I saw no eaters of any kind. One lightly, identically munched Ludwigia peruviana, near a recently rooted and planted Plumeria whose few leaves are partially eaten, horizontally. In various places several more Elder, the obvious preference. One adjacent Odontonema strictum (very many nearby untouched).
The "whacked"-looking damage shown in the photos is from munching, not pruning.
Today this leaf prompted a look because my many Clerodendrum paniculatum never get eaten.
Caterpillar not large.
Colors and pattern unlike others that I see in photos.

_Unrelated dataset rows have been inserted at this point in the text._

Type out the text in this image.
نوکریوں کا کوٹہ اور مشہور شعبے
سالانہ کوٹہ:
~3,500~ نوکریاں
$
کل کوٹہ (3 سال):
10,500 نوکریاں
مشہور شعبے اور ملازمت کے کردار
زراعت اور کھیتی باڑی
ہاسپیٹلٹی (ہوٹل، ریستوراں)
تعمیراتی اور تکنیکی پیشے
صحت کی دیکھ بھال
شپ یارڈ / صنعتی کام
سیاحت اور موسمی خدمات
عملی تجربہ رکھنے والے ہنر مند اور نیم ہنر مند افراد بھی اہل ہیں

I think those hornworms are sphinx moth caterpillars...? They sure are good at hiding.
And what great closeup pix - you have a very good camera!
Yesterday I put it and a sprig of tender Elder leaves (stem in water) into a mesh bag.
Today not only are all leaves intact, but also I watched the caterpillar sometimes detour (not devour), sometimes brush past, the leaves as it wandered.
Second phase of the experiment, I replaced Elder with Clerodendrum. Later I went to observe, saw it approach leaf and start eating.
Here's info on Lubbers from the University of FL's Featured Creatures site:
"Defoliation Elders"... oh my... where my mind wandered when I read that!
My elderberry looks exactly like that... up to about 5 feet. I vote deer.